China's EV fleet, by far the world's largest, also got more use in April. Charging rose 69% from a year earlier to an all-time high, according to the state-backed China Charging Alliance.
And as per usual, the biggest winners in the imminent oil crash and this USA Iran conflict....China.China's crude oil imports crashed to a decade-low in June as the reduced flows through the Strait of Hormuz hiked oil prices and reduced refiners' appetite for costly crude.
Overall Chinese imports of crude oil plunged by 41.3% in June from a year earlier, to just 29.27 million tons, or 7.12 million barrels per day (bpd), according to official Chinese customs data released on Tuesday.
The June volumes hit a decade low as they were at their lowest level since October 2016, according to the data series.
Chinese crude oil imports extended the decline from May, falling by another 12% in June from the prior month.
Imports in May had crashed to an eight-year low, and further slid in June to a decade-low.
Refinery runs also crashed in May to a four-year low, as Chinese crude processors curbed run rates amid high feedstock prices and export restrictions on fuels.
Run rates further slipped in June, to an estimated 57.72% last month, down 3.28 percentage points from May, according to data by China-based consultancy Oilchem cited by Reuters.
China's huge stockpiles amassed before the Iran war began and its ability to curtail imports during the first four months of the conflict have kept oil prices from spiking to record highs despite the loss of more than 10 million bpd of daily flows through Hormuz.
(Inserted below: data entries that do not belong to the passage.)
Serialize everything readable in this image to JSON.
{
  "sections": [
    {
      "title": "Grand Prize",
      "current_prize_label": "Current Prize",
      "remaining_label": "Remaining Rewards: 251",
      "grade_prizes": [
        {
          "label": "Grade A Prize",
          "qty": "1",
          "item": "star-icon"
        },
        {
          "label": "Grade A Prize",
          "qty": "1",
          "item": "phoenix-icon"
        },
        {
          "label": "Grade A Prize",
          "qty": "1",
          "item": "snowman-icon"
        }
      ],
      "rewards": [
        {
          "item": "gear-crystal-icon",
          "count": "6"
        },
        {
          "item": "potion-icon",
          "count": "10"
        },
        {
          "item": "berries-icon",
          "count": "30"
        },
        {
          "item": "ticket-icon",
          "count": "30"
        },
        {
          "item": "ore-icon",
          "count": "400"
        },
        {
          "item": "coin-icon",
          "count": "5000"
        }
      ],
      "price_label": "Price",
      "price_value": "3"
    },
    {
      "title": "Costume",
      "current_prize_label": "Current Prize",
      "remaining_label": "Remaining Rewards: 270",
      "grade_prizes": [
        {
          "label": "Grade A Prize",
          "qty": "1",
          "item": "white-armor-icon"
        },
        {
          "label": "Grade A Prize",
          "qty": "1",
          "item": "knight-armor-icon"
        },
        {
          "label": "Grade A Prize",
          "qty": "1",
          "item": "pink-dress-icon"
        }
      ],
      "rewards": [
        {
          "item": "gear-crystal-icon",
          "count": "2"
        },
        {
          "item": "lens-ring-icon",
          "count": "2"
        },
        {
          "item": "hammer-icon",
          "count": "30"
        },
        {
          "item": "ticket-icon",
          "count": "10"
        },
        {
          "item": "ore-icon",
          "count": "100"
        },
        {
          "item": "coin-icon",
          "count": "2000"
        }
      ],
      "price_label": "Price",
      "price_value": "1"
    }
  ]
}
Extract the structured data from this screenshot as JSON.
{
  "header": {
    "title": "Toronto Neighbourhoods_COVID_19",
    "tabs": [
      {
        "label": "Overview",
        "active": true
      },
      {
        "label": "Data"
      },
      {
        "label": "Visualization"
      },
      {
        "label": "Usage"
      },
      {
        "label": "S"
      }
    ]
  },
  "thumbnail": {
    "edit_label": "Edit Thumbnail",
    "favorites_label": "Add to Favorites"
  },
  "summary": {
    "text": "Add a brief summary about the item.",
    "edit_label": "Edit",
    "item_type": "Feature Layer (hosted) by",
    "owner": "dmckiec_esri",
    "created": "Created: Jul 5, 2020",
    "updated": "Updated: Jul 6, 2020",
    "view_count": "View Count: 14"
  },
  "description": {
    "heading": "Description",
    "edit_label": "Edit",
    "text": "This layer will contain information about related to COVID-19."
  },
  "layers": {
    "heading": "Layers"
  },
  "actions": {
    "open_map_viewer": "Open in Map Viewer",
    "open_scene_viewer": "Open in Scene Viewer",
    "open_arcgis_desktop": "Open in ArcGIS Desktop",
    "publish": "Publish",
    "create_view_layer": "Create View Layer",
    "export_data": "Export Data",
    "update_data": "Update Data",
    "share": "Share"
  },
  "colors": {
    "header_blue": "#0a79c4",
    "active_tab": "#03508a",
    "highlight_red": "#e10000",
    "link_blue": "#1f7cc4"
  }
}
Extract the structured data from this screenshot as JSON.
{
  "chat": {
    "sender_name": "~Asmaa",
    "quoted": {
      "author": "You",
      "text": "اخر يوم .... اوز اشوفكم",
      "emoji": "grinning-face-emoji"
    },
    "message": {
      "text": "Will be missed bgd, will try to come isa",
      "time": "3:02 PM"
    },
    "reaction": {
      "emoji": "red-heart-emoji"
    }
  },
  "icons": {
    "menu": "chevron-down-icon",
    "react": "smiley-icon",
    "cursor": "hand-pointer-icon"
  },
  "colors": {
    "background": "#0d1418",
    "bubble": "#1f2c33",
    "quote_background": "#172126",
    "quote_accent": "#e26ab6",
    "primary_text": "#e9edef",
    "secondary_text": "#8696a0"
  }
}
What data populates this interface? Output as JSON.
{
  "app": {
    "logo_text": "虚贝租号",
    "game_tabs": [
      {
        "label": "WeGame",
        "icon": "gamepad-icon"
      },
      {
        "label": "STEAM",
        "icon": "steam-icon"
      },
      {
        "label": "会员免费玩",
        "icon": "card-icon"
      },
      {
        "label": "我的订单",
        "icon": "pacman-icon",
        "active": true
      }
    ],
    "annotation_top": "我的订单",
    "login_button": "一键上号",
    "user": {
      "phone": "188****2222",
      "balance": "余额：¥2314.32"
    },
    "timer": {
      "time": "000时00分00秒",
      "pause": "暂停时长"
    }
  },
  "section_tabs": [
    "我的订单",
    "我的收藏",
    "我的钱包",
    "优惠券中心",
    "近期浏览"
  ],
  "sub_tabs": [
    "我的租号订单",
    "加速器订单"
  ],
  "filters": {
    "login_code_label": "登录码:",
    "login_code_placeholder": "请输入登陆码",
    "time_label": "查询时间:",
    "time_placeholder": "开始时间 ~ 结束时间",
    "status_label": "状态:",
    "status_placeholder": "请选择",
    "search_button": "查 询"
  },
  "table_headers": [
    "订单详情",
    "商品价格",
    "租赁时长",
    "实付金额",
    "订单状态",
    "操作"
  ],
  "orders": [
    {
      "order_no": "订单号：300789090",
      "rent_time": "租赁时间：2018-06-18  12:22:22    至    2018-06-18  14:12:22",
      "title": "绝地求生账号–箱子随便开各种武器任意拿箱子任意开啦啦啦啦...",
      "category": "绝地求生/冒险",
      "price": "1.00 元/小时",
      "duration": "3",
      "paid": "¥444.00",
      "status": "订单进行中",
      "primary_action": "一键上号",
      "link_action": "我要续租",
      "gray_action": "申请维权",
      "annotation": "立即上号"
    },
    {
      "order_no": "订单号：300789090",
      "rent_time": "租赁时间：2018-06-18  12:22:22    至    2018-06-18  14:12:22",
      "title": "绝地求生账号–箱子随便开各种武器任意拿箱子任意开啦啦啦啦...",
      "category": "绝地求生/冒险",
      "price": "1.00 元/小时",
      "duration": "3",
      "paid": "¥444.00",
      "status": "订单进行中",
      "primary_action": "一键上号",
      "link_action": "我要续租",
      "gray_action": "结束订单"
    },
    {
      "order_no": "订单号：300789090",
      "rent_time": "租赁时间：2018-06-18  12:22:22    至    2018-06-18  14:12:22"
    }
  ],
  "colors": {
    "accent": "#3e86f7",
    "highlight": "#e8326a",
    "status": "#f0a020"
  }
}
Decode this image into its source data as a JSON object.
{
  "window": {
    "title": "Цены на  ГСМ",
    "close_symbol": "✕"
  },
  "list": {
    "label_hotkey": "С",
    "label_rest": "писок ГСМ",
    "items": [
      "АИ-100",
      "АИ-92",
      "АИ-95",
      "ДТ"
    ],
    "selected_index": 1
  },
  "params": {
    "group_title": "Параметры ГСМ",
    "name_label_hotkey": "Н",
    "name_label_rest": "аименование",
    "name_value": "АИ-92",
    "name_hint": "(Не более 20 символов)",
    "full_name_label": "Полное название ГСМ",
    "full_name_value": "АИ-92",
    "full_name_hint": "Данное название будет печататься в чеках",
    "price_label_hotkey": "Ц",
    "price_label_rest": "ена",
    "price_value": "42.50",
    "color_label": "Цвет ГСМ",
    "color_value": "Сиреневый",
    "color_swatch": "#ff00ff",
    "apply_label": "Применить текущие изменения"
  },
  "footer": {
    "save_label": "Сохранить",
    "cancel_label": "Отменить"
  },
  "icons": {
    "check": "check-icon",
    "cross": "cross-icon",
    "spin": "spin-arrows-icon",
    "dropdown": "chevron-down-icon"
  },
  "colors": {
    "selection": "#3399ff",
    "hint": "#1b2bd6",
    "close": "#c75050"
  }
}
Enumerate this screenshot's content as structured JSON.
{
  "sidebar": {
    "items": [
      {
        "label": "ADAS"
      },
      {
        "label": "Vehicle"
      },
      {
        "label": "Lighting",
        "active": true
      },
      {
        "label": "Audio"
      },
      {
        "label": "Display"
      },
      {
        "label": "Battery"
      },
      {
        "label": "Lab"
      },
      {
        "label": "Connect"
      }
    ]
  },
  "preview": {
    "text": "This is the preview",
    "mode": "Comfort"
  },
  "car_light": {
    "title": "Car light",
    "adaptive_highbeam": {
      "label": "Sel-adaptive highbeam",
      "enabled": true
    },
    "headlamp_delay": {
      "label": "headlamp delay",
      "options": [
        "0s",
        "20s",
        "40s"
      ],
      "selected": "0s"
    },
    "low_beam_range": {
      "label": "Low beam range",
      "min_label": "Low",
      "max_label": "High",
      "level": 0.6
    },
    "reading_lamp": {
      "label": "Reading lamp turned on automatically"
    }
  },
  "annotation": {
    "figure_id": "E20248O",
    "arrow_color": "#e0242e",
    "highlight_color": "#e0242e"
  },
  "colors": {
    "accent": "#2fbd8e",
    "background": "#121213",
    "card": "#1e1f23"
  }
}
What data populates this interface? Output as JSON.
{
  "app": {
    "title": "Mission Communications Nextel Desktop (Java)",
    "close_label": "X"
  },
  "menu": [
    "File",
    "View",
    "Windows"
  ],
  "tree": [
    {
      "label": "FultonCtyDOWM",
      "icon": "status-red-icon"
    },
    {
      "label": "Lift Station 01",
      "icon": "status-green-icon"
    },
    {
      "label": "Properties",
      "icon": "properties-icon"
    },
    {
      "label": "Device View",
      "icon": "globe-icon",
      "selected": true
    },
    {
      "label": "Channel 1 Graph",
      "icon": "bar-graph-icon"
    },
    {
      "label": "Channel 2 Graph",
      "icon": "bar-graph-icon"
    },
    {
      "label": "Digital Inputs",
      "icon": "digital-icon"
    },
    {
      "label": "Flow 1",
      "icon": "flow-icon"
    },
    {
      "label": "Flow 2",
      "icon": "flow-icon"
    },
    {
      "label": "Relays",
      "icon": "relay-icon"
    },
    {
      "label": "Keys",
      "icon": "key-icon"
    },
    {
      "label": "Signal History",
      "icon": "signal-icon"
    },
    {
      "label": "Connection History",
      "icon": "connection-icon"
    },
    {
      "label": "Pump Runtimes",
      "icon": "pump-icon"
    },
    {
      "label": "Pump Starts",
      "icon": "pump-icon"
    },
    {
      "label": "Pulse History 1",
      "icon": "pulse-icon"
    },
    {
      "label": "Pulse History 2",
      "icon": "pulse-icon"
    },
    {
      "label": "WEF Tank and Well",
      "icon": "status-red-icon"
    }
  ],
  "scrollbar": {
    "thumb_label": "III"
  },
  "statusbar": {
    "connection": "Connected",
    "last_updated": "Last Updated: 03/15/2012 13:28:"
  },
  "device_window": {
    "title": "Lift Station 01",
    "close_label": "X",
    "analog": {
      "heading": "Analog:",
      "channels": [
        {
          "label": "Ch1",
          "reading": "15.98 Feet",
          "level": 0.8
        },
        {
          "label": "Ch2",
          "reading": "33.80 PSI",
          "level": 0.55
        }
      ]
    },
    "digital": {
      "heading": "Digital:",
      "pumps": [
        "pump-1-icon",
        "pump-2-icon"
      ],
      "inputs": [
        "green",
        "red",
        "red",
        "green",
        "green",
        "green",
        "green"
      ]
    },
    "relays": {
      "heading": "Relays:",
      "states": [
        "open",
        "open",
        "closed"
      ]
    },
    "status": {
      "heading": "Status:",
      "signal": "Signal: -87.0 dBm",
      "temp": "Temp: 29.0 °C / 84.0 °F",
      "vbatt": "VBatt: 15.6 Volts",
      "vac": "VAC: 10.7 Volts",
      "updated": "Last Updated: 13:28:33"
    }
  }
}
China is the world's top crude importer, but it was also the importer best prepared to weather a global supply crisis. In the year before the Iran war started, China is estimated to have amassed between 1.2 billion and 1.3 billion barrels of oil in commercial and strategic reserves. These could be even higher as the inventories are a closely guarded secret, as are China's imminent plans about stockpiling or drawing down reserves.